No-Tav, M5S Piemonte: "Scontri e fallimento della prevenzione, Piantedosi si dimetta"

"Siamo tutti d'accordo sulla condanna delle violenze avvenute nei cantieri della Torino-Lione, ma non possiamo non richiamare alle sue responsabilità un governo che non è stato minimamente in grado di prevenire e gestire gli scontri, come dimostrano gli oltre centoventi operatori delle forze dell'ordine feriti e i rilevanti danni a mezzi e strutture. Per questo chiediamo le dimissioni del ministro Piantedosi". Lo dichiarano in una nota i consiglieri regionali del Movimento 5 Stelle in Piemonte Sarah Disabato, Alberto Unia e Pasquale Coluccio.

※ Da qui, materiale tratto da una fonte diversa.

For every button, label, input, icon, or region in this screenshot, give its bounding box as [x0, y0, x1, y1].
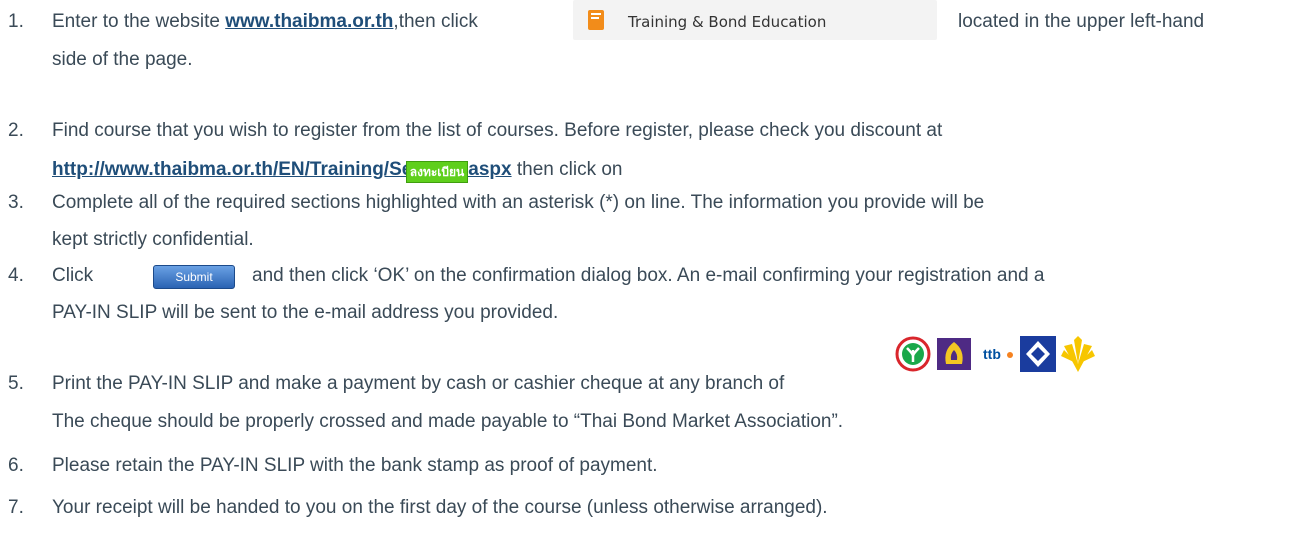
svg-text:ttb: ttb	[983, 346, 1001, 362]
submit-button: Submit	[153, 265, 235, 289]
step-text: Find course that you wish to register fr…	[52, 120, 943, 141]
step-text: Please retain the PAY-IN SLIP with the b…	[52, 455, 658, 476]
training-bond-education-button: Training & Bond Education	[573, 0, 937, 40]
training-button-label: Training & Bond Education	[628, 13, 827, 31]
step-text: and then click ‘OK’ on the confirmation …	[252, 265, 1045, 286]
step-number: 3.	[8, 192, 24, 213]
step-number: 5.	[8, 373, 24, 394]
step-number: 6.	[8, 455, 24, 476]
step-text: Your receipt will be handed to you on th…	[52, 497, 828, 518]
step-number: 4.	[8, 265, 24, 286]
krungsri-logo	[1058, 334, 1098, 374]
ttb-logo: ttb	[983, 346, 1013, 362]
step-text-line2: The cheque should be properly crossed an…	[52, 411, 844, 432]
step-text: Enter to the website www.thaibma.or.th,t…	[52, 11, 478, 32]
register-button: ลงทะเบียน	[406, 161, 468, 183]
step-text-line2: side of the page.	[52, 49, 193, 70]
step-text-line2: PAY-IN SLIP will be sent to the e-mail a…	[52, 302, 559, 323]
step-number: 1.	[8, 11, 24, 32]
book-icon	[588, 10, 604, 30]
step-text-line2: http://www.thaibma.or.th/EN/Training/Sem…	[52, 159, 623, 180]
website-link[interactable]: www.thaibma.or.th	[225, 11, 393, 32]
step-number: 2.	[8, 120, 24, 141]
step-number: 7.	[8, 497, 24, 518]
bangkok-bank-logo	[1020, 336, 1056, 372]
step-text: Complete all of the required sections hi…	[52, 192, 985, 213]
kasikornbank-logo	[895, 336, 931, 372]
step-text-suffix: located in the upper left-hand	[958, 11, 1205, 32]
scb-logo	[937, 338, 971, 370]
step-text-line2: kept strictly confidential.	[52, 229, 254, 250]
step-text-prefix: Click	[52, 265, 94, 286]
step-text: Print the PAY-IN SLIP and make a payment…	[52, 373, 785, 394]
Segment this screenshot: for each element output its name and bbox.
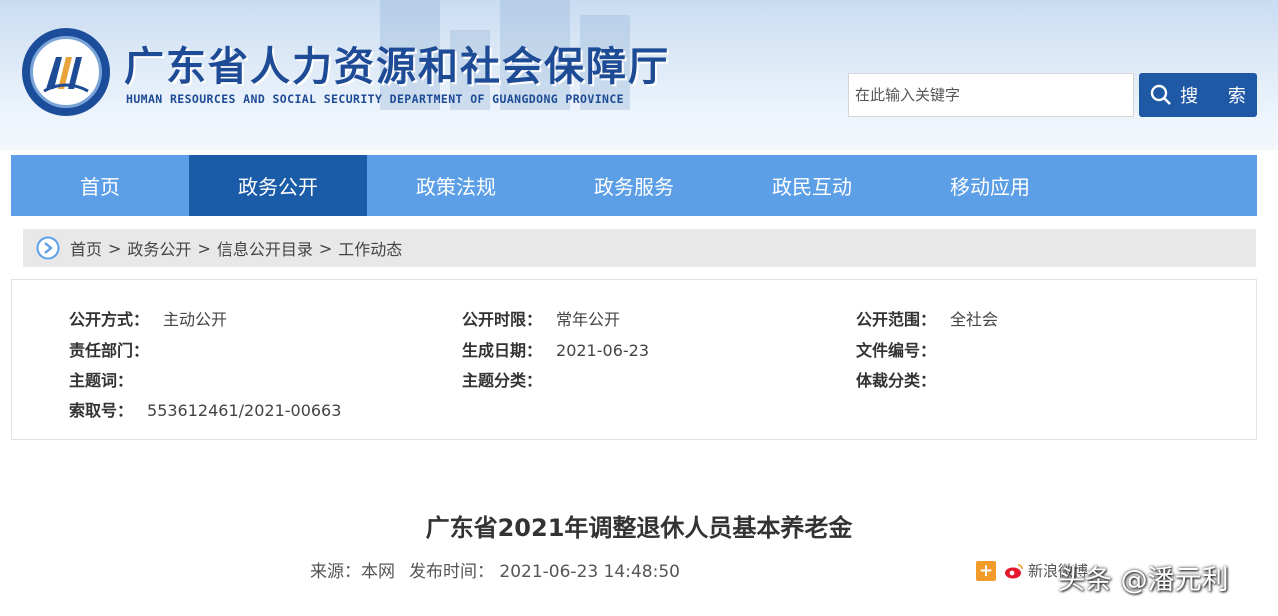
info-label: 主题词： bbox=[69, 371, 134, 390]
info-public-scope: 公开范围： 全社会 bbox=[856, 306, 998, 330]
article-meta: 来源：本网 发布时间： 2021-06-23 14:48:50 bbox=[310, 557, 680, 582]
nav-item-government-affairs[interactable]: 政务公开 bbox=[189, 155, 367, 216]
department-logo[interactable] bbox=[22, 28, 110, 116]
breadcrumb: 首页 > 政务公开 > 信息公开目录 > 工作动态 bbox=[23, 229, 1256, 267]
site-title: 广东省人力资源和社会保障厅 bbox=[124, 43, 670, 90]
breadcrumb-separator: > bbox=[197, 238, 211, 258]
breadcrumb-work-news[interactable]: 工作动态 bbox=[338, 236, 402, 260]
watermark-text: 头条 @潘元利 bbox=[1058, 565, 1229, 596]
info-created-date: 生成日期： 2021-06-23 bbox=[462, 337, 649, 361]
info-value: 主动公开 bbox=[163, 310, 228, 329]
info-label: 文件编号： bbox=[856, 341, 937, 360]
article-source: 来源：本网 bbox=[310, 562, 395, 582]
breadcrumb-home[interactable]: 首页 bbox=[70, 236, 102, 260]
info-subject-category: 主题分类： bbox=[462, 367, 542, 391]
search-button-label: 搜 索 bbox=[1180, 86, 1258, 107]
share-more-button[interactable]: + bbox=[976, 560, 996, 581]
nav-item-services[interactable]: 政务服务 bbox=[545, 155, 723, 216]
nav-item-home[interactable]: 首页 bbox=[11, 155, 189, 216]
info-label: 公开范围： bbox=[856, 310, 937, 329]
info-label: 体裁分类： bbox=[856, 371, 937, 390]
info-value: 常年公开 bbox=[556, 310, 621, 329]
article-title: 广东省2021年调整退休人员基本养老金 bbox=[425, 514, 853, 542]
info-public-method: 公开方式： 主动公开 bbox=[69, 306, 227, 330]
nav-item-policies[interactable]: 政策法规 bbox=[367, 155, 545, 216]
document-info-panel: 公开方式： 主动公开 公开时限： 常年公开 公开范围： 全社会 责任部门： 生成日期：… bbox=[11, 279, 1257, 440]
nav-item-mobile-apps[interactable]: 移动应用 bbox=[901, 155, 1079, 216]
info-label: 索取号： bbox=[69, 401, 134, 420]
info-label: 主题分类： bbox=[462, 371, 543, 390]
info-genre: 体裁分类： bbox=[856, 367, 936, 391]
site-subtitle: HUMAN RESOURCES AND SOCIAL SECURITY DEPA… bbox=[126, 92, 625, 106]
info-label: 公开方式： bbox=[69, 310, 150, 329]
site-header: 广东省人力资源和社会保障厅 HUMAN RESOURCES AND SOCIAL… bbox=[0, 0, 1278, 150]
info-department: 责任部门： bbox=[69, 337, 149, 361]
info-doc-number: 文件编号： bbox=[856, 337, 936, 361]
info-label: 公开时限： bbox=[462, 310, 543, 329]
main-nav: 首页 政务公开 政策法规 政务服务 政民互动 移动应用 bbox=[11, 155, 1257, 216]
search-icon bbox=[1150, 84, 1172, 105]
breadcrumb-government-affairs[interactable]: 政务公开 bbox=[127, 236, 191, 260]
info-public-period: 公开时限： 常年公开 bbox=[462, 306, 620, 330]
breadcrumb-separator: > bbox=[318, 238, 333, 258]
search-button[interactable]: 搜 索 bbox=[1139, 73, 1257, 117]
info-value: 553612461/2021-00663 bbox=[147, 401, 342, 420]
nav-item-interaction[interactable]: 政民互动 bbox=[723, 155, 901, 216]
logo-emblem-icon bbox=[30, 36, 102, 108]
info-index-number: 索取号： 553612461/2021-00663 bbox=[69, 397, 341, 421]
breadcrumb-info-catalog[interactable]: 信息公开目录 bbox=[217, 236, 313, 260]
location-arrow-icon bbox=[36, 236, 60, 260]
info-label: 责任部门： bbox=[69, 341, 150, 360]
article-publish-time: 发布时间： 2021-06-23 14:48:50 bbox=[409, 562, 680, 582]
info-subject-words: 主题词： bbox=[69, 367, 133, 391]
info-value: 2021-06-23 bbox=[556, 341, 649, 360]
info-label: 生成日期： bbox=[462, 341, 543, 360]
weibo-icon bbox=[1005, 563, 1023, 578]
info-value: 全社会 bbox=[950, 310, 999, 329]
breadcrumb-separator: > bbox=[108, 238, 122, 258]
search-input[interactable] bbox=[848, 73, 1134, 117]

"Il M5S è da sempre contrario a un'opera dispendiosa e inutile che da trent'anni devasta il territorio sprecando risorse pubbliche. Siamo pronti ad affrontarne la discussione in un Consiglio regionale aperto, denunciando tuttavia la gestione caotica dei lavori d'aula e la mancanza di una linea politica chiara da parte della maggioranza di centrodestra".

07:45

Riarmo, Osservatorio Mil€x: "Prestito SAFE fino a 32 miliardi, conto raddoppiato per i cittadini"

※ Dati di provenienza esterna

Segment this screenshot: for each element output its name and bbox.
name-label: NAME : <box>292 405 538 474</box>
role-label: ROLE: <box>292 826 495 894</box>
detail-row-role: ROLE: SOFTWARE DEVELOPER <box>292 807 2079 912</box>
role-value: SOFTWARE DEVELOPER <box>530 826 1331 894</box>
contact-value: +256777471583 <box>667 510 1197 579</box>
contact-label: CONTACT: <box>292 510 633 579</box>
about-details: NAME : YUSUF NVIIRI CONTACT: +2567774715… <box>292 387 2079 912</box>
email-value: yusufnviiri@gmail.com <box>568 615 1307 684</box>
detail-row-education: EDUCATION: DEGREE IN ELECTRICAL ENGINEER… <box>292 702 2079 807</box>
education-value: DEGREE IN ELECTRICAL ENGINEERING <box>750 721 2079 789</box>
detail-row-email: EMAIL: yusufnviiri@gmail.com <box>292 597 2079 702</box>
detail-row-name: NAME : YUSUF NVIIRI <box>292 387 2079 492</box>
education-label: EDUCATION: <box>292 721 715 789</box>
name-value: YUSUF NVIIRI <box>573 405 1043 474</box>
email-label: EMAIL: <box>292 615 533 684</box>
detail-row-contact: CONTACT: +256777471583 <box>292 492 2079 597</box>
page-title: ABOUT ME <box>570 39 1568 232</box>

"I 14,9 miliardi del prestito europeo SAFE prenotati dal governo per l'acquisto di armamenti non sono una misura a costo zero. Alle condizioni attuali, la restituzione potrebbe arrivare a costare tra i 27 e i 32 miliardi entro il 2075 (oltre il doppio del capitale iniziale), con i soli interessi compresi tra i 12,5 e i 16,7 miliardi". Lo rileva un'analisi dell'Osservatorio Mil€x sull'impatto finanziario del fondo europeo per la difesa.

"La scelta di dilazionare il rimborso in 45 anni con 10 anni di preammortamento permetterebbe al governo di ridurre l'impatto immediato sui conti pubblici, ma rappresenta l'opzione più cara in assoluto, scaricando oltre 10 miliardi di costi aggiuntivi sulle future generazioni. A differenza dei normali BTP, inoltre, questi finanziamenti restano vincolati per legge all'acquisto di armi".

07:33

Ancora frizioni nella maggioranza su riforme e caro energia. Grillo attacca Conte: "Pensano solo alle poltrone", ok al ddl carceri

Il governo muove ancora i suoi passi tra la gestione del caro energia e i confronti interni alla maggioranza su nodi delicati come la legge elettorale e le intercettazioni. Parallelamente, la Camera approva in via definitiva la legge sui domiciliari per i tossicodipendenti, sostenuta dalla premier Meloni ma al centro delle critiche dell'opposizione per le ridotte coperture economiche iniziali. Nel frattempo si riapre uno scontro nel Movimento 5 Stelle, con Beppe Grillo che accusa la leadership di Conte di aver smarrito l'identità del movimento, e si chiude sul fronte sociale con una nota positiva: la firma sul rinnovo contrattuale per oltre 592mila dipendenti della sanità.